Помолчав немного, Рыжик с поневоле вырвавшимся вздохом закончил:
-Проблема с чудесами не в том, что они не происходят, а в том, что на них нельзя рассчитывать.
Арина опять слегка встряхнула спутанными чёрными волосами, но ничего не сказала. Ей страшно хотелось поспорить с этим неживым, но и не мёртвым существом. Но она каким-то дальним, очень холодным и очень логичным уголком разума понимала: Рыжик прав, пусть эта его правда и горька, словно грейпфрутовый сок. Может быть, именно поэтому ей и хотелось спорить?..
-Норд... прости меня, что опоздала, – едва слышно произнесла Мария, закрывая лицо ладонью.
Рыжик не отозвался, словно и не слышал... а может быть, он и в самом деле уже не слышал.
В салоне «Паккарда» повисло удушливое молчание; потом Майло, высунув взлохмаченную голову из-за спинки сиденья, как-то робко спросил у прячущей лицо Оркильи, коснувшись её руки:
-Мария... спой ещё, пожалуйста. Ты так красиво поёшь... а? Пусть вот и Арина послушает... я тебя очень-очень прошу.
-Хорошо, Майлик, – со вздохом согласилась она, потерев подбородок о плечо. Поймала тёкшую где-то на ветрах, в ночной вышине, мелодию – и запела, закинув голову и отщёлкивая ритм пальцами. Майло по-прежнему не понимал ни слова... но теперь он понимал кое-что ещё.

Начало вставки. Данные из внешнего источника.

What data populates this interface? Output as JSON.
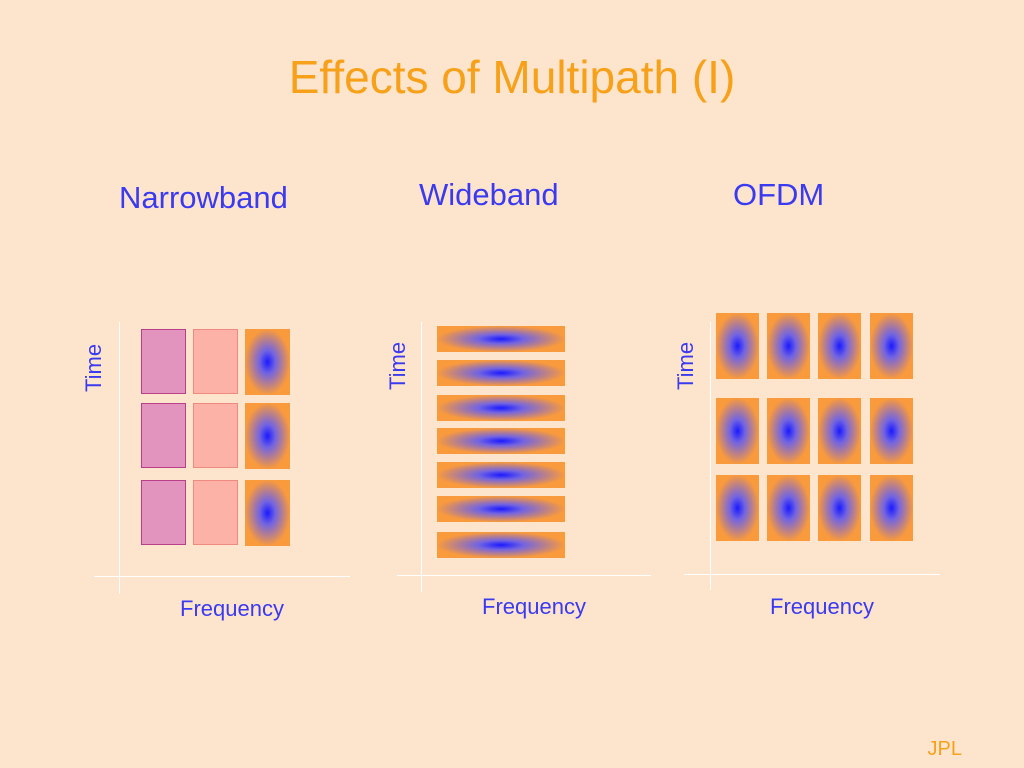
{
  "colors": {
    "background": "#fde5cd",
    "title": "#f7a11a",
    "label": "#3a3af0",
    "orange": "#f99a3c",
    "blue": "#1a1aff",
    "pink_dark": "#e294be",
    "pink_dark_border": "#b8408a",
    "pink_light": "#fdb2a8",
    "pink_light_border": "#f08a80",
    "footer": "#f7a11a"
  },
  "title": "Effects of Multipath (I)",
  "panels": [
    {
      "id": "narrowband",
      "label": "Narrowband",
      "y_axis": "Time",
      "x_axis": "Frequency"
    },
    {
      "id": "wideband",
      "label": "Wideband",
      "y_axis": "Time",
      "x_axis": "Frequency"
    },
    {
      "id": "ofdm",
      "label": "OFDM",
      "y_axis": "Time",
      "x_axis": "Frequency"
    }
  ],
  "footer": "JPL"
}
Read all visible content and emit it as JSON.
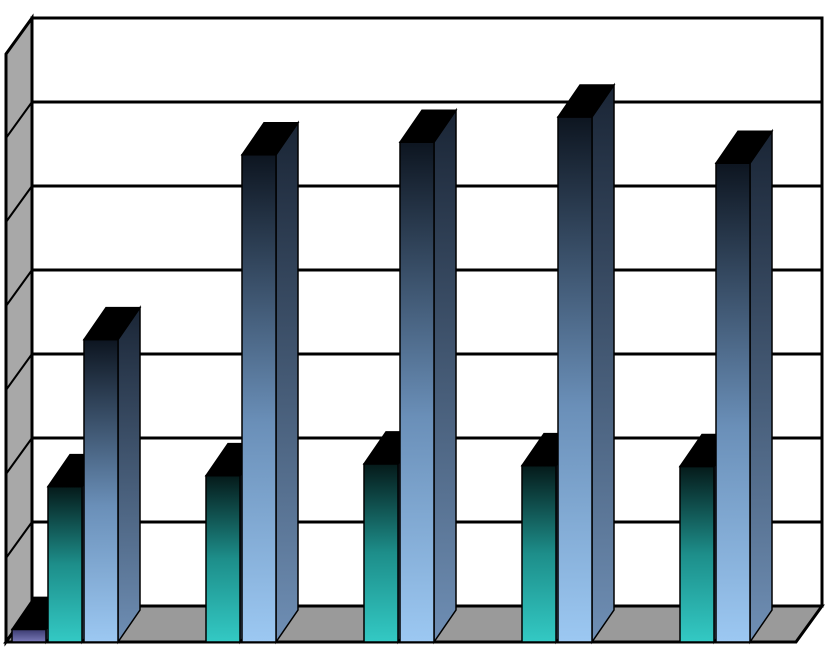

Они с Ариной Арахис обменялись почти что дружескими взглядами – что-то вроде рукопожатия или даже поцелуя в щёку.
Кое-что очень важное.
====== 39. Сорока-воровка ======
Мерцающий город, россыпь бриллиантовой пыли на тёмной земле, неспешно проплывал мимо старого трамвайчика. Холодный белый блеск галогеновых ламп широких проспектов – как лезвие ножа для пожилой пары: муж и жена, не в силах сдержаться, морщились, отвернувшись от окна. И как драгоценность для Нарциссы, жадно приникшей к прохладному стеклу щекой и ладонью. Под кожей пели и звенели медные нити, впитывая энергию города. Она давно не была в Никеле – года два-три, и сейчас принципалку изумляло, насколько сильно изменился город за это время. Нарцисса помнила Никель зачуханным, еле выживающим на довоенных коммуникациях городком, где в заводских цехах, чтобы хоть как-то протянуть в кризис, делали не заряженный металл, а всё подряд – начиная от плохонького майонеза и заканчивая прищепками для белья.